Data driven way to find the centriod of each group. The first step is to randomly generate a desired number of centroids. Each data point is then assigned to a centroid based on squared Euclidean distance. Then the centroids are recomputed by taking the mean of all the data points assigned to the cluster. These steps continue to iterate until the centroids become stable. Be careful as the result may be a local minimum!!

According to the “knee test” of the supporting plots (Hubert statistic second difference and Second differences Dindex Values) it would support that 6 clusters would have the best “measure.” However, 6 clusters creates groups of only one or two beers so boostraping the confidence intervals is impossible. 7 centers finally shows the separation in the large group on the positive side of dimension 1, but this still has the same problem as 6 clusters. The reason 4 clusters were chosen to try to find separation in all four dimensions. The highest suggested number of clusters is 2, but they are only separated on the first dimension, which finds the overall effect (nothing really interesting here considering it is only separating ale, stout, and IPA (strong taste) into one group and more mild tasting beers into the other).

However, groups are not obviously defined with 4 clusters i.e. the beer types, locations where it was produced, alcohol content, and color are mixed within the groups.

Cluster Analysis:

See ?hclust for description:

“This function performs a hierarchical cluster analysis using a set of dissimilarities for the n objects being clustered. Initially, each object is assigned to its own cluster and then the algorithm proceeds iteratively, at each stage joining the two most similar clusters, continuing until there is just a single cluster. At each stage distances between clusters are recomputed by the Lance–Williams dissimilarity update formula according to the particular clustering method being used.”

The dissimilarity matrix is the euclidean distance (for this example) between the rows of the factor scores for the different beers.

Shows that possibly two or four groups could capture a difference between the groups.

8.2.7 Confidence Intervals of Mean Global Factor Scores

Dimension 1: 4 (+) vs. others (-)

Dimension 2: Hard to tell, but 1 and 2 (-) vs 3 (+)
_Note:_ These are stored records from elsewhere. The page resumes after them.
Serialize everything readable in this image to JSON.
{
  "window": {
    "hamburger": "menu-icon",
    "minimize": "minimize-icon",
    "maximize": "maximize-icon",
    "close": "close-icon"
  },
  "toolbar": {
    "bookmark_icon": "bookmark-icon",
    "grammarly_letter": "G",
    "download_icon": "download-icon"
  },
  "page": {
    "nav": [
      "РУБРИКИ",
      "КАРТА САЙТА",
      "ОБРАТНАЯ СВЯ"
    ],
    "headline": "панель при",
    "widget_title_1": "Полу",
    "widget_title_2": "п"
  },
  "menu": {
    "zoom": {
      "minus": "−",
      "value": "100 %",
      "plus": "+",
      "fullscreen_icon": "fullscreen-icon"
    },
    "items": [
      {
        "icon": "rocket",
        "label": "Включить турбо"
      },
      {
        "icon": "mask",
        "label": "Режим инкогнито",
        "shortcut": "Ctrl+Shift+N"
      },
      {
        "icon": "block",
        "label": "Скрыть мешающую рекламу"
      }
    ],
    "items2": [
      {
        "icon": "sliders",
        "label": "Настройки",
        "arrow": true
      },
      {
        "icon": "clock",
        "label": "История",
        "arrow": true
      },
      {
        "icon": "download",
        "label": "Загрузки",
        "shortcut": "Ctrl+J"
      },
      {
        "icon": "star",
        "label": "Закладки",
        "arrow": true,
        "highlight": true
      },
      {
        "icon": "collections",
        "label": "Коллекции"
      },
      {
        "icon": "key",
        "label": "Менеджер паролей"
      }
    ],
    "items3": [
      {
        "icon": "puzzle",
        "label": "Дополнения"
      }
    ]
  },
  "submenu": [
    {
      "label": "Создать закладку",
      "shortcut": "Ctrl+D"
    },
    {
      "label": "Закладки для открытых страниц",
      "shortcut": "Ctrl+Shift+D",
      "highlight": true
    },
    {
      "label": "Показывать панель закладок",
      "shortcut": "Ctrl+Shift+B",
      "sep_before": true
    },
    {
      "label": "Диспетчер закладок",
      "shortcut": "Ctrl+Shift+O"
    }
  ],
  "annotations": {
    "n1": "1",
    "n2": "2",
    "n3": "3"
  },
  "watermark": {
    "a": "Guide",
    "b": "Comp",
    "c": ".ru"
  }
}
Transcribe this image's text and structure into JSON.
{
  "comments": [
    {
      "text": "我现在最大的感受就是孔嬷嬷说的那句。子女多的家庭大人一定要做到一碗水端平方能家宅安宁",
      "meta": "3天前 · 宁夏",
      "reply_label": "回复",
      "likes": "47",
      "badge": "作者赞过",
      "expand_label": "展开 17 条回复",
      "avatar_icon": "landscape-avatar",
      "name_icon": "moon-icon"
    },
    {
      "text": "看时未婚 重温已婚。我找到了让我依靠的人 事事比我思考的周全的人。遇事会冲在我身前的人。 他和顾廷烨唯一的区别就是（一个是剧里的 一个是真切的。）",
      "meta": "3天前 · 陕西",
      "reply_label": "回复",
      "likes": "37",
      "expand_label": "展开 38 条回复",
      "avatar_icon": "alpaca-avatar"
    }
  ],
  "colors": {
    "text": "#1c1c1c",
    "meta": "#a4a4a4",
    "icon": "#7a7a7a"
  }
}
Dimension 3: Others (+) vs. 2 (-)

Dimension 4: 1 and maybe 2 (+) vs 3 (-)

8.2.8 Mean Global and Partial Factor Scores

In both the gender and beer they consume plots groups 1 and 2 they have the biggest variance in dimensions 2 to 4. In the dimension 1 and 2 plots there isn’t much variance between the judges.

8.3 Summary

Interpretations of row and column contributions together:

Dimension 1: All participants sorted mild tasting beers (group 4) together or Calavera beers (group 3) together.

Dimension 2: Females or those who consume crafted beer sorted Corona, Modelo, Tecate, and Sol together (half of group 4).

Males or those who consume industrial beer sorted Leon, Negra Modelo, Bohemia Osc adn Noche Buena together (half of group 4).

Dimension 3: Males or those who consume indudstrial beer sorted Jack, 7 Barrios, Alebrije, Ramuri, and Carolus together (group 1 and 3).

Females or those who consume crafted beer sorted Minerva and Tempus together (group 2).

Dimension 4: Females or those who consume industrial beer sorted St. Peters, Heineken, and Guiness together (group 1 and 4).

Males or those who consume crafted beer sort group 3 together.